Le travail de tous ces acteurs du bureau repose d’une manière ou d’une autre sur l’idée que l’aménagement des espaces de bureau constitue un outil de performance économique.
Comment l’espace des bureaux est-il passé d’une quasi-indifférence à une attention aussi marquée ? Comment expliquer que l’on s’y intéresse désormais autant, et de cette manière ? A quoi tient la performance des bureaux ? Quelles sont les conditions socio-économiques qui ont mené à cette situation ?
Trois facteurs nous semblent pouvoir expliquer cet intérêt marqué depuis quelques décennies pour les aménagements de bureaux :
- La financiarisation de l’immobilier, qui fait de l’immeuble de bureaux un actif analysé et valorisé comme tel. A partir des années 1990 « l’activité immobilière est directement liée au cycle des affaires ; en période de ralentissement économique et d’incertitude sur le plan international, les entreprises compensent la diminution de leurs marges par une réduction des coûts de fonctionnement : licenciements, transferts dans des locaux aux loyers moins élevés, diminution des surfaces occupées… » (Heurteux, 1993, p.19) ;
- L’avènement de l’« économie de la coopération » ;
- Les nouveaux modes de management qui en résultent (qui sont le lien entre les transformations du travail et la conception des espaces de bureaux).
Avènement de l’économie servicielle et « évolution des conditions de la production de valeur » (C. du Tertre)

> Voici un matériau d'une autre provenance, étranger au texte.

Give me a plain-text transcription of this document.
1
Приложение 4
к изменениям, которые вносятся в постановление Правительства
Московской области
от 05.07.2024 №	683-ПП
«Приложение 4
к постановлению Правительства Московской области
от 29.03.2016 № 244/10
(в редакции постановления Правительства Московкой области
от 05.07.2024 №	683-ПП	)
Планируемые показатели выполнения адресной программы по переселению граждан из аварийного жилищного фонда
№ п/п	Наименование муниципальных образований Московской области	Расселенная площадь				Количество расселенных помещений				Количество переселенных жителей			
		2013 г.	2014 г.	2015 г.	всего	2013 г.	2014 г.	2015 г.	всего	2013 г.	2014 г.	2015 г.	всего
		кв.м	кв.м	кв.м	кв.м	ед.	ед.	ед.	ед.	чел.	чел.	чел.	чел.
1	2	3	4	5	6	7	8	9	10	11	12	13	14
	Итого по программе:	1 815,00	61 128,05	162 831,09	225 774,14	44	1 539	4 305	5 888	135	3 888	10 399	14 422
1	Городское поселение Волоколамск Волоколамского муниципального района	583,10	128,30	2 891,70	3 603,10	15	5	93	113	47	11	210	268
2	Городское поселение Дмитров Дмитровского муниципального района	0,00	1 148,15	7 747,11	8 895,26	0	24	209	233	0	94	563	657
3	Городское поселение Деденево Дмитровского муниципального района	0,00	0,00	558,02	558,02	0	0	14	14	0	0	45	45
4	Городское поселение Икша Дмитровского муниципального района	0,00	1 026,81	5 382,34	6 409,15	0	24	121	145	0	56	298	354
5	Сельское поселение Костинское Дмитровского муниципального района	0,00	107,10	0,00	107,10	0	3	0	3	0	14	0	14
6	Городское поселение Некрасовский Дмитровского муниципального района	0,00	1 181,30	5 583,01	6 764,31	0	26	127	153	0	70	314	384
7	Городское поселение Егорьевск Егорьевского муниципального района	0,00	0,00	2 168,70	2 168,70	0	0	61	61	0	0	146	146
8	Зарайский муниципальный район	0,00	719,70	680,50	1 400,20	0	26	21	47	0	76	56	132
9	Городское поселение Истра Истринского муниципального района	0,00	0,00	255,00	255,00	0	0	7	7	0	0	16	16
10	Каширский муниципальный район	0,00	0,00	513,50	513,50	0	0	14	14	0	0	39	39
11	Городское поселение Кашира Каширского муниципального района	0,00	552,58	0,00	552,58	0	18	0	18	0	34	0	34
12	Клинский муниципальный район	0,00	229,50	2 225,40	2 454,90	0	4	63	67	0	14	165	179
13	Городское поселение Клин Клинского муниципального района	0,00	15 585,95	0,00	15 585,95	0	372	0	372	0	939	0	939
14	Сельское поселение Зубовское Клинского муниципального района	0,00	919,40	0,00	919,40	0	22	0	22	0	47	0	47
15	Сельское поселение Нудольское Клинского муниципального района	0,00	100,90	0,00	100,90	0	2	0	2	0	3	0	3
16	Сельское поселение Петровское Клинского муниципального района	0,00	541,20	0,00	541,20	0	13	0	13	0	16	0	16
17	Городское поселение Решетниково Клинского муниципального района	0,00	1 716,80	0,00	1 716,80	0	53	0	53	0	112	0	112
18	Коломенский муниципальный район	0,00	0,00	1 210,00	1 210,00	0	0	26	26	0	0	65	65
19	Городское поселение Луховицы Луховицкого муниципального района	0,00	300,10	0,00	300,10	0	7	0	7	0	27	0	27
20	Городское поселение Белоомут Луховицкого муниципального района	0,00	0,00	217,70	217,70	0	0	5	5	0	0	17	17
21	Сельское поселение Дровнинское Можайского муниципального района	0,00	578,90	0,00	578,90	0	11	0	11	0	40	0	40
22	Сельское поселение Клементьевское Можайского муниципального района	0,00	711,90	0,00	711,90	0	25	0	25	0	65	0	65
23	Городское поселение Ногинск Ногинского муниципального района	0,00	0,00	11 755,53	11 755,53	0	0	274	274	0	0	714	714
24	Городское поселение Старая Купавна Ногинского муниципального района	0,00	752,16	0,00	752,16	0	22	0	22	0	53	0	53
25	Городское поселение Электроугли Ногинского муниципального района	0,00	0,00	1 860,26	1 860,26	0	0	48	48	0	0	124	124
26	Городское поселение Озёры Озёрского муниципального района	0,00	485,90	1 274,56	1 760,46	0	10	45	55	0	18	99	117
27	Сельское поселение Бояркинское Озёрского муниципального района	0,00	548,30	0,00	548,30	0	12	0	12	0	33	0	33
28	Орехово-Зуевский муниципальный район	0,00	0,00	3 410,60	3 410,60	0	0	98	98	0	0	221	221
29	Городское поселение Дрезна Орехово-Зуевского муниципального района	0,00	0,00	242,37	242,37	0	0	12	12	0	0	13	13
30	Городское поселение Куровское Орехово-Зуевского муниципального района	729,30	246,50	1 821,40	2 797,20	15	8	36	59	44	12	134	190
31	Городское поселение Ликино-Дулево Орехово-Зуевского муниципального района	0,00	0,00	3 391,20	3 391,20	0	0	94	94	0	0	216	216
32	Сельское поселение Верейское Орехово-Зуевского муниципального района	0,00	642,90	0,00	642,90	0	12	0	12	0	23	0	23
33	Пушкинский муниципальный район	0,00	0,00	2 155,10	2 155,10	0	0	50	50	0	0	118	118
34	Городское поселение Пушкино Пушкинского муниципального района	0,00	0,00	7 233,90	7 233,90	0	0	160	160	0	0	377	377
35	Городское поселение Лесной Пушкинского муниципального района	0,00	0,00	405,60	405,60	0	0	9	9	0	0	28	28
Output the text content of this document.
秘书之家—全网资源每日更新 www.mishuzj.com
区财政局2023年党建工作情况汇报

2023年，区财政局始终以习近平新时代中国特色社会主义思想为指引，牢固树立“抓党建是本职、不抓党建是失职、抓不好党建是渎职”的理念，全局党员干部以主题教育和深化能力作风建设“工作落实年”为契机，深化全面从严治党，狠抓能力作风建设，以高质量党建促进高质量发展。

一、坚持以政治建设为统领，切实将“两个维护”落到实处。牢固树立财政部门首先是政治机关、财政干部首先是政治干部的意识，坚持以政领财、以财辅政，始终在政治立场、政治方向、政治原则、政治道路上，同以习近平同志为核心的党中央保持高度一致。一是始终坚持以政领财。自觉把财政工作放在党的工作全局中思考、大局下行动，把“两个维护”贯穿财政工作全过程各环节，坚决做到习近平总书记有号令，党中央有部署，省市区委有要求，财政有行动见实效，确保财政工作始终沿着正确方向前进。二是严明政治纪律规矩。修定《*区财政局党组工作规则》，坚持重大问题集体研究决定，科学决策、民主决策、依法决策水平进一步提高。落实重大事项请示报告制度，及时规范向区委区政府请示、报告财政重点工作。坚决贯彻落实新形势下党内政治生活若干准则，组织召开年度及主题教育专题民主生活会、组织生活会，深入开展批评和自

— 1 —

A partir de la fin des années 1970 trois « mutations structurelles de l’économie » entrainent une transformation profonde des « conditions de création de la valeur et du travail » (C. du Tertre) :
- La diminution de la part des activités manufacturières dans l’emploi et la croissance des activités de service. En France, entre 1991 et 2010 « la part de la valeur ajoutée de l’industrie manufacturière passe de 18,4% à 10% » (du Tertre, 2013, p.33). Ainsi « à partir des années quatre-vingt, les services qui occupent déjà une place prépondérante dans l’emploi vont, progressivement, jouer un rôle moteur dans la dynamique économique elle-même » (du Tertre, 2013, p.32). L’augmentation des services dans la production de valeur n’exprime pas seulement un « déplacement sectoriel des activités productives », mais de façon plus profonde, de « nouvelles conditions générales de création de la valeur qui concernent toutes les entreprises, y compris les entreprises industrielles » (du Tertre, 2013, p.33). En effet, la saturation des marchés des biens entraine la stagnation de la demande. Dans ce contexte, les consommateurs s’intéressent davantage à « la valeur d’usage des produits » (Gadrey, Zarifian) ; et les industriels tentent de ravir des parts de marché à leurs concurrents non plus seulement à travers de nouveaux produits, mais au travers des services qui accompagnent ces derniers. Certains industriels quittent même complètement la sphère de la production pour ne se consacrer qu’à la production de services. Les entreprises, y compris industrielles, voient donc la part de leurs emplois dédiés aux services (travail relationnel, logistique, pilotage, gestion, etc.) dépasser celle des emplois de fabrication.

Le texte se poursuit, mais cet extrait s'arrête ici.